NESCOE supports, in the strongest terms, a preference for competitive markets and processes to deliver economically sustainable results for New England consumers. However, NEPGA’s suggestion that a status quo approach will resolve New England’s current power system operations and consumer cost challenges describes an ideal, but unfortunately unlikely future.

The majority of proposed electric power generators in New England are to be fueled by natural gas. However, to date, New England’s electricity markets have not resulted in infrastructure to meet current gas-fired generators’ needs. For example, there is no evidence that any electric power generator in New England has signed a long-term firm contract with a natural gas pipeline based on the current or expected market rules. Indeed, Spectra Energy Corp had to downsize its proposed Algonquin Incremental Market project from the size it initially proposed because only local gas distribution companies – and no merchant electric power generators – signed up for service.
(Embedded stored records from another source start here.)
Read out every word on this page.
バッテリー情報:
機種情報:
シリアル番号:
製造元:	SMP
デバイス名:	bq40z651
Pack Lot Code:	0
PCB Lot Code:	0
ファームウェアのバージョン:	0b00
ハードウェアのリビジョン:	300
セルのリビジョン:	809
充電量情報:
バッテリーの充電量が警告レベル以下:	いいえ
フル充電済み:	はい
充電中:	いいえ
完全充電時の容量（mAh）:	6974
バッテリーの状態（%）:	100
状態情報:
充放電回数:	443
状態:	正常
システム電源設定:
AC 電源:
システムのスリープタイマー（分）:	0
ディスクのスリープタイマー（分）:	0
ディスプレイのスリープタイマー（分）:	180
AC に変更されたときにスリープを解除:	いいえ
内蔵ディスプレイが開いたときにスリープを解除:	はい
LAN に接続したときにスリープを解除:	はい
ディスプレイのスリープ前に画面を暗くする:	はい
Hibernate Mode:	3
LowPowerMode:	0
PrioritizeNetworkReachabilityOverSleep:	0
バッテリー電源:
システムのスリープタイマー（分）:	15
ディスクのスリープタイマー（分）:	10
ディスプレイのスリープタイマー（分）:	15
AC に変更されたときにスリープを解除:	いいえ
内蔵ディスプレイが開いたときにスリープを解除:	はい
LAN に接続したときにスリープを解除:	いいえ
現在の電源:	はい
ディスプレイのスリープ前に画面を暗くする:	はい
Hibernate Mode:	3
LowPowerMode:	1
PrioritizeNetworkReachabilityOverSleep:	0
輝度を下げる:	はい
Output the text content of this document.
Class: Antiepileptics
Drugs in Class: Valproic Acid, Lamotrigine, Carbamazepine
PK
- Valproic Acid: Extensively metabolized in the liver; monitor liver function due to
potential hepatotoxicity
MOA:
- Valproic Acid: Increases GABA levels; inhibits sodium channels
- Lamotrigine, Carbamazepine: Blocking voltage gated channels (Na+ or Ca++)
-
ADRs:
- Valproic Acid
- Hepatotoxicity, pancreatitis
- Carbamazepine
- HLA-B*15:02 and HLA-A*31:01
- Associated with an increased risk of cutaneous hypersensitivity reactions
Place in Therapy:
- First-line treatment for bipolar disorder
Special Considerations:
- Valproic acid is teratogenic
NEPGA pointed to proposed natural gas pipelines as a reason for policymakers to allow the status quo to persist with respect to the electric power system. It is true that local gas distribution companies have agreed to invest in new natural gas pipelines to serve their heating customers. But their investment is required by law to be sized to heating customers’ winter needs, and not more. Moreover, these investments are backed by regulated gas ratepayer commitments, not the merchant activity that is implied by NEPGA’s description.

NEPGA also asserted that natural gas infrastructure bought by local gas companies on behalf of their gas customers will be available on a going forward basis to power generators during the time of year it is most needed by heating customers. There is no reasonable basis for that statement. NEPGA speculates that current pipeline proposals in New England will move forward without state support. For example, however, Spectra and Northeast Utilities’ Access Northeast project contemplates some type of state support to enable investment beyond that by local gas distribution companies. As of this date, material in connection with that proposed project has not stated that it would or could move forward independently.
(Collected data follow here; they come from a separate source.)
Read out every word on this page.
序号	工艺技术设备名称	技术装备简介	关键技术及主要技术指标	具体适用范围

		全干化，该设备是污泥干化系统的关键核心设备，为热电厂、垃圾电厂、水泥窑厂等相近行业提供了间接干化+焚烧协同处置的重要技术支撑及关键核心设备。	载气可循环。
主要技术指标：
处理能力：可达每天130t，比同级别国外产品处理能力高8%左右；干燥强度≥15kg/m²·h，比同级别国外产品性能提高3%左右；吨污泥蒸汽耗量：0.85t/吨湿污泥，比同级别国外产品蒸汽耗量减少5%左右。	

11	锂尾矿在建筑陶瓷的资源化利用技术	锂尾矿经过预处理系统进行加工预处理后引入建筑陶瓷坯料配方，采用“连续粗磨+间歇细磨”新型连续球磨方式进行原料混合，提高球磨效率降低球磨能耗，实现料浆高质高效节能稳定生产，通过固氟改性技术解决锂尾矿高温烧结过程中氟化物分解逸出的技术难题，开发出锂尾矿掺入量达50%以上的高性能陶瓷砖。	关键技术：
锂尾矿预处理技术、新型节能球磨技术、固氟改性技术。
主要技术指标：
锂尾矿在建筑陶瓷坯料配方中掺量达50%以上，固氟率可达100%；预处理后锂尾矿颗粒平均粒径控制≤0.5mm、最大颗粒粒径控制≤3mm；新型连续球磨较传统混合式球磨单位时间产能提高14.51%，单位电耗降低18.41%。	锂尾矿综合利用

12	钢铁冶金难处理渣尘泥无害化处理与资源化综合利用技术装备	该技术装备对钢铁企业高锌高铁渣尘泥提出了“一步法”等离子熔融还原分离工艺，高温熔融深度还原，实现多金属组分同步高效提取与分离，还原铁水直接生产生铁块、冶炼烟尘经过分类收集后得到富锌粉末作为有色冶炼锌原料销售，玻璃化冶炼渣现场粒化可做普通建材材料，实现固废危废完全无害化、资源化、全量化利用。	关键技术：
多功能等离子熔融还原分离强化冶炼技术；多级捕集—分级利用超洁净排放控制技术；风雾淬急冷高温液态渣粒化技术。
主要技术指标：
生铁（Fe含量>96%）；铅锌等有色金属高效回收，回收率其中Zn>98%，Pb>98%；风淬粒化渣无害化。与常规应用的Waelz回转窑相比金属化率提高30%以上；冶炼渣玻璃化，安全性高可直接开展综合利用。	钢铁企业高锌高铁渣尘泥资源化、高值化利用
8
Finally, NEPGA encourages policymakers to rely exclusively on wholesale electricity market (high) price signals and reforms to provide consumers relief. Despite many years of conversation about reforming market mechanisms to address infrastructure inadequacies, not on has been proposed that is expected to solve the region’s natural gas constraints. According to ISO-New England’s consultant, the latest capacity market reforms approved by the Federal Energy Regulatory Commission, referred to as Pay-for-Performance, are likely to result in greater use of fuel oil as a back-up fuel source when they are in place a few years from now. At least currently, fuel oil costs about five times what natural gas costs. Fuel oil also has a dirtier emissions profile: its increase use will reverse progress on New England’s environmental objectives.

Indeed, for the second consecutive winter in the context of an emergency program, ISO-New England is investing consumer dollars predominantly in stand-by oil to make sure power generators can operate when needed, even when they cannot access natural gas. The strategy has emissions implications and requires consumers to pay above and beyond market prices, but it may be only a short-term way to help maintain power system stability.